TRAINING THE NEXT GENERATION OF
SEMICONDUCTOR & BIOMEDICAL LEADERS
RUOCHEN LU, a second-year electrical engineering graduate student in Songbin
Gong’s group, is designing novel RF transformers based on two-port resonators.
Some of the biggest challenges he faces relate to the parasitic capacitance inherent
to electrical circuits. This unavoidable stray capacitance exists in all circuits due to the
close proximity of components that can then cause interference and unreliable operation.

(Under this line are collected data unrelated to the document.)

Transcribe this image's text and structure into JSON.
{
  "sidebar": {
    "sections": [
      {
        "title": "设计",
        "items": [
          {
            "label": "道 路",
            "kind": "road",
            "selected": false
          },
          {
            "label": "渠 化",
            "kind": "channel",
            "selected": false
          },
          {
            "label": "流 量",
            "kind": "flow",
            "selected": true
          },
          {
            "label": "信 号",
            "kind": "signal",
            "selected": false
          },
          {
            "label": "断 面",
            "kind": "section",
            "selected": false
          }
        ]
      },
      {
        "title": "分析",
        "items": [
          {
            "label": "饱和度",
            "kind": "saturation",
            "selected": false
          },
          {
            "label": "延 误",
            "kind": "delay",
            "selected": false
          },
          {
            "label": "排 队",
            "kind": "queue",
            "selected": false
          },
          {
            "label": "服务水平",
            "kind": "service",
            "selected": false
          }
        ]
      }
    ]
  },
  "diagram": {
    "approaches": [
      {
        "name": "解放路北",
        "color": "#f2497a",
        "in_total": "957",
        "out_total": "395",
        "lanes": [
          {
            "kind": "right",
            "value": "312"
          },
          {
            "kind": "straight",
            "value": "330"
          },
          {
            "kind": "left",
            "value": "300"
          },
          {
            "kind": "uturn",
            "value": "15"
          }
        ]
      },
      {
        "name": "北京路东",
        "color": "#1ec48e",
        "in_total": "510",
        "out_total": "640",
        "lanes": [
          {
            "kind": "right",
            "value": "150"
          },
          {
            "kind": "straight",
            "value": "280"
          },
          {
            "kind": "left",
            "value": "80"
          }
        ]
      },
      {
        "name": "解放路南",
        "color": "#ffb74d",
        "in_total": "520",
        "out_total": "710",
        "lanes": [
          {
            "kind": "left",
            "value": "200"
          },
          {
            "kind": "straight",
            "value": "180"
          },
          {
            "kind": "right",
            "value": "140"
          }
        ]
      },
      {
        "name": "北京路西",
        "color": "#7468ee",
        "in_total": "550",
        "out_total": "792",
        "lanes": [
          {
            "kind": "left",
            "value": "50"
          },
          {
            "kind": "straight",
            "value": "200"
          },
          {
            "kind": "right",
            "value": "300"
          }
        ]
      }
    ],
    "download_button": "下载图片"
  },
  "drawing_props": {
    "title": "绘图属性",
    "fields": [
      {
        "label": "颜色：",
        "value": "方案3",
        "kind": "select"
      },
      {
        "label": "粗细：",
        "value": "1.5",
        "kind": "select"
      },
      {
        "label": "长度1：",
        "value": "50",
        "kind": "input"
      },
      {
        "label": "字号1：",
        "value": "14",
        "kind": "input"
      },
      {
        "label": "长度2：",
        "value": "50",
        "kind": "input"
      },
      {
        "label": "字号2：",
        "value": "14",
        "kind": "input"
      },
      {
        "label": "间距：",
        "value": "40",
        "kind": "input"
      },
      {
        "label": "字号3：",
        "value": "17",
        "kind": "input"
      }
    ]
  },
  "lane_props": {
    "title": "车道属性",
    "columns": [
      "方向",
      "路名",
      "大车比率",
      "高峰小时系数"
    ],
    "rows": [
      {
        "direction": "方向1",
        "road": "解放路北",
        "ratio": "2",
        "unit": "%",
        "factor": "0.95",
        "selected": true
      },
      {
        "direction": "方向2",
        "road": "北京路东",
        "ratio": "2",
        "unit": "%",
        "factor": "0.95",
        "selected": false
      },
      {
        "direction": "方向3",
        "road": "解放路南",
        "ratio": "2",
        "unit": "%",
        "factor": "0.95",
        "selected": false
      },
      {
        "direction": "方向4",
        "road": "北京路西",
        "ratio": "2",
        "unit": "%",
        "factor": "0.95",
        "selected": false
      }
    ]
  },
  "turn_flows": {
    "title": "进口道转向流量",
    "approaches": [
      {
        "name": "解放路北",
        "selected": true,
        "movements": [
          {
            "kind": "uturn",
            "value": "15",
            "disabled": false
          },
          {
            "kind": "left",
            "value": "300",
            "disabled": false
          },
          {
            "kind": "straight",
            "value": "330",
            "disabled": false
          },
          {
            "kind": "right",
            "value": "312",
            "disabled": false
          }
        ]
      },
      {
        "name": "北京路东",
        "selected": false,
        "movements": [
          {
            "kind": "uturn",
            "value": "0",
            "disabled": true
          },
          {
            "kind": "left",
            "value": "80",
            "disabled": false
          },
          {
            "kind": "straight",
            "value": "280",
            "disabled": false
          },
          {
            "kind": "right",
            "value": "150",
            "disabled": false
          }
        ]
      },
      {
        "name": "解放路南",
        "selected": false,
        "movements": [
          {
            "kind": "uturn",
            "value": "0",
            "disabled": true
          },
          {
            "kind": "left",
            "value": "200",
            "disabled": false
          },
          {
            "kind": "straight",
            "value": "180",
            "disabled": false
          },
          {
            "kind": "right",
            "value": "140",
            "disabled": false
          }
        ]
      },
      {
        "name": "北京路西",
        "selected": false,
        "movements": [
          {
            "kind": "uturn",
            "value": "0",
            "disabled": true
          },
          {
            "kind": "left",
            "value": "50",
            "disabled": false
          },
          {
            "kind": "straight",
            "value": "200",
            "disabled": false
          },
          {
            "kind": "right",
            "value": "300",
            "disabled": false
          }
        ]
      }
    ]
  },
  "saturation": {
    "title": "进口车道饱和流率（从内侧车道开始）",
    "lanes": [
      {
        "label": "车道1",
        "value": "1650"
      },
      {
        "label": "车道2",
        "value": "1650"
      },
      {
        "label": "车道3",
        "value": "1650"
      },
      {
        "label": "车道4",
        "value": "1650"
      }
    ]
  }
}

In the summer of 2015, Lu earned a best poster finalist honor at the 18th International Conference on Solid-State Sensors, Actuators and Microsystems (Transducers
2015) for his work on a novel numerical approach to model the thermal nonlinearity in
piezoelectric micro-resonators, which are commonly found in the transceivers of
modern wireless systems. His approach uses an approximation-free algorithm that
more accurately accounts for the complex non-linear dynamics found in MEMS resonators. Lu also won the Electrical & Computer Department’s Lam Outstanding Graduate Student Research Award.
A graduate of Tsinghua University in China, Lu describes his doctoral experience at
MNTL as amazing because of the great facilities and research collaborations. “The
faculty and local research groups are very close,” Lu said. “We often discuss different
research topics and learn a lot from each other.”
Mechanical Science & Engineering doctoral student RITU RAMAN, who works with
Professors Rashid Bashir and Taher Saif, has built a high-resolution 3D printer for
patterning cells and biomaterials with resolutions on the order of single cells—less
than 5 micron patterning. Working with other members of her group, she has also
engineered BioBots, or 3D printed skeletons and muscle actuators, that have been
induced to contract by both electrical and optical stimulation.
Interested in commercializing this technology, Raman won the 2015 Illinois Innovation Prize, a campus-wide student entrepreneur competition. She is using the $15,000
prize to manufacture the biological building blocks, or BioBlocks, required for the BioBots. The BioBlocks can harness the innate abilities of biological materials to sense,
process, and respond to a variety of dynamic environmental signals in real time.
Raman’s achievements extend beyond the laboratory. In the Fall 2015 semester, she
created and taught a new Bioengineering class (BIOE306), where students learn how
to design and build their own BioBots. “I’m really proud of this because all the cool
stuff I’m learning doesn’t mean anything if I’m the only one that can do it,” she said. “I
want to introduce those materials into every engineer’s toolbox.”
According to Raman, some of her success can be attributed to the collaborative environment at Illinois. “You have access to everything and you are always going to find
someone who is an expert in what you’re doing. I write better and more in-depth papers because I get so much help from other people.”